The one thing you should see this week
This week’s pick: Florence and the Machine
Because a rapid ascent is inevitably followed by scrutiny and backlash, it’s best to celebrate fun, fiery acts before all the joy is sucked out of the experience. What will forever be known as the year that Lady Gaga conquered the world, 2009 is also the year Florence Welch, a 22-year-old redheaded whirling dervish from South London, stormed the gates of pop music. The daughter of a professor of Renaissance studies (what else?), Welch has fashioned a sound that is the product of an art school education, the club scene and the workings of a tricky, tortuous mind. No one does eccentric quite like the English.

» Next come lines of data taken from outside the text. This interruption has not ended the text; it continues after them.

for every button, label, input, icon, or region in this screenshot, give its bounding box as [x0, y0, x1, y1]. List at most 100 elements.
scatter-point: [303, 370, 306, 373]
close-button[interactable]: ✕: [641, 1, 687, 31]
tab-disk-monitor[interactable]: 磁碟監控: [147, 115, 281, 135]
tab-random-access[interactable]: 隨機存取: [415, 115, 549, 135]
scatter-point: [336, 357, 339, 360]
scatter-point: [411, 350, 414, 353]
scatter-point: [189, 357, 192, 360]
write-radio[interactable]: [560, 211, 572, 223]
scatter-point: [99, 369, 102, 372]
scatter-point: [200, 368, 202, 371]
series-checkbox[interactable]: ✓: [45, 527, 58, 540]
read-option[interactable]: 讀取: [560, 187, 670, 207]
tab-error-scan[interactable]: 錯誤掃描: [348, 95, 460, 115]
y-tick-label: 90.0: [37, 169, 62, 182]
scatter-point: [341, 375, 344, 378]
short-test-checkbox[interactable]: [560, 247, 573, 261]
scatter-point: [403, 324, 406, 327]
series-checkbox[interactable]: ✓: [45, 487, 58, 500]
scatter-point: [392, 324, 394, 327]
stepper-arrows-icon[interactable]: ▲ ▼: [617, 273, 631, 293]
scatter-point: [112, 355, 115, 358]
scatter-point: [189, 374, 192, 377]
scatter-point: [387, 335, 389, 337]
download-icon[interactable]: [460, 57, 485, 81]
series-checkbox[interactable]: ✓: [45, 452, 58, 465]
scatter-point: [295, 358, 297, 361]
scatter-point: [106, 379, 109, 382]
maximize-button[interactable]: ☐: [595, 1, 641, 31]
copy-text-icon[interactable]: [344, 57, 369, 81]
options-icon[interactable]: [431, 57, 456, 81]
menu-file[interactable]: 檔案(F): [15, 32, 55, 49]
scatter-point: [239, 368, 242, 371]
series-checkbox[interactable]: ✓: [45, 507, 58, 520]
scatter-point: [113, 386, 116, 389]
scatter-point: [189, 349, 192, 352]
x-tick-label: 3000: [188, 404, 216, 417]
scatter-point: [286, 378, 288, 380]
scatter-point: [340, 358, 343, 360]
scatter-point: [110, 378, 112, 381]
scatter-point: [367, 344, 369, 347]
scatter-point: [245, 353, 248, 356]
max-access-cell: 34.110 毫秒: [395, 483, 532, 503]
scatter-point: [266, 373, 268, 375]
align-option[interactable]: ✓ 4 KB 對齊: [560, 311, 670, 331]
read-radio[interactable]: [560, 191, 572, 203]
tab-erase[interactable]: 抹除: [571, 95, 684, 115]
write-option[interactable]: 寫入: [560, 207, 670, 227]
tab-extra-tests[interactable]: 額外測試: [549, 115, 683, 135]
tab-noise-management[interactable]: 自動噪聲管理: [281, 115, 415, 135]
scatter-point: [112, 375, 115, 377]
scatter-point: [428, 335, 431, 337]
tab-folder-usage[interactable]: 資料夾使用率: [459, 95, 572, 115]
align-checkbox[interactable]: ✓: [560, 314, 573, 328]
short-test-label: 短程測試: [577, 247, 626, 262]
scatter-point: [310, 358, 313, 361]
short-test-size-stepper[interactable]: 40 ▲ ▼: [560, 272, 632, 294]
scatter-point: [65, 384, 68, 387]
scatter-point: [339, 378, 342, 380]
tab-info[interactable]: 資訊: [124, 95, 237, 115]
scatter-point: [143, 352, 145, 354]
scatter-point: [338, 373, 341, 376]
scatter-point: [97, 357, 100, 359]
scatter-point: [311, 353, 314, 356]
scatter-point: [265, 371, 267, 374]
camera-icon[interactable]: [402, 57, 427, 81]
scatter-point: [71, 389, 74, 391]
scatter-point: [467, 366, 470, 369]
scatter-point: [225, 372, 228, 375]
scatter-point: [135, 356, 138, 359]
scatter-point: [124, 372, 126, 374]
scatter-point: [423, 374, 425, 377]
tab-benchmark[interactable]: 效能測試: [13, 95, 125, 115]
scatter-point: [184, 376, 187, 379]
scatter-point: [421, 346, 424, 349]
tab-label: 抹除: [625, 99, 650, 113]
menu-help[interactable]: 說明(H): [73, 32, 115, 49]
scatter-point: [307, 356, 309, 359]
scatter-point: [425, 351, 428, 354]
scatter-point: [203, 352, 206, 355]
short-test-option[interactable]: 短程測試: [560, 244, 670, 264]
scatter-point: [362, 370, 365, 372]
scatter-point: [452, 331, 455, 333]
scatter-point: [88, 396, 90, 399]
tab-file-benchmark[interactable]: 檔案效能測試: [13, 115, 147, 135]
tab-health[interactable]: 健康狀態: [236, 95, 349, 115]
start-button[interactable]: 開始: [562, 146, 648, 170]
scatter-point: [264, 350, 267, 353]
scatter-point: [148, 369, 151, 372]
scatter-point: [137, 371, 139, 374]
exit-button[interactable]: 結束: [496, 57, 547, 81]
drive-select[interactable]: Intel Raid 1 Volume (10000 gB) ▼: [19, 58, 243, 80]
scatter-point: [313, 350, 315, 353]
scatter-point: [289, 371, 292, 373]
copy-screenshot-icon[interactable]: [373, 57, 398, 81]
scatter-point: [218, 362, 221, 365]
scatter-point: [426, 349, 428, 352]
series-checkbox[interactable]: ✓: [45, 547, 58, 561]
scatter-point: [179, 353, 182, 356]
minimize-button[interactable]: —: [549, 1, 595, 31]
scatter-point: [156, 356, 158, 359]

Watching Welch perform as Florence and the Machine is like watching a profoundly literate and profoundly hyperactive firefly: incandescent, she sprints, leaps and weaves, whispering and howling about love and death. She’s nervy and unnerving. And, like that other big (big!) act of 2009, she has a flair for the dramatic: she once spent 48 hours at the Glastonbury festival dressed in a Victorian clown costume. With songs that jump from pop to rock to jazz to punk to opera, her freewheeling style is as hard to pin down as she is, but it clearly has wide appeal. “Dog Days Are Over,” the first song on her debut album, Lungs, got major play when it was featured in the trailer for Eat, Pray, Love. Other tracks, such as the upbeat downer “Kiss With a Fist,” have popped up on myriad TV shows (Skins, Grey’s Anatomy, Gossip Girl, Saving Grace). Welch’s version of “You’ve Got the Love” caught the ears of cool-kid staple the XX, and the band was compelled to make a hypnotic, harp-heavy remix-meets-cover of her cover of the song made most famous by The Source and Candi Staton. (Still with us?)
Detractors and fans alike have noted the similarities between Florence and the Machine and fellow Brits Kate Bush, Siouxsie Sioux and PJ Harvey. No argument here—and no matter. There just aren’t enough unapologetically stormy girls in the world.
The details: Nov. 3. $30.50. Sound Academy, 11 Polson St., 416-461-3625, sound-academy.com.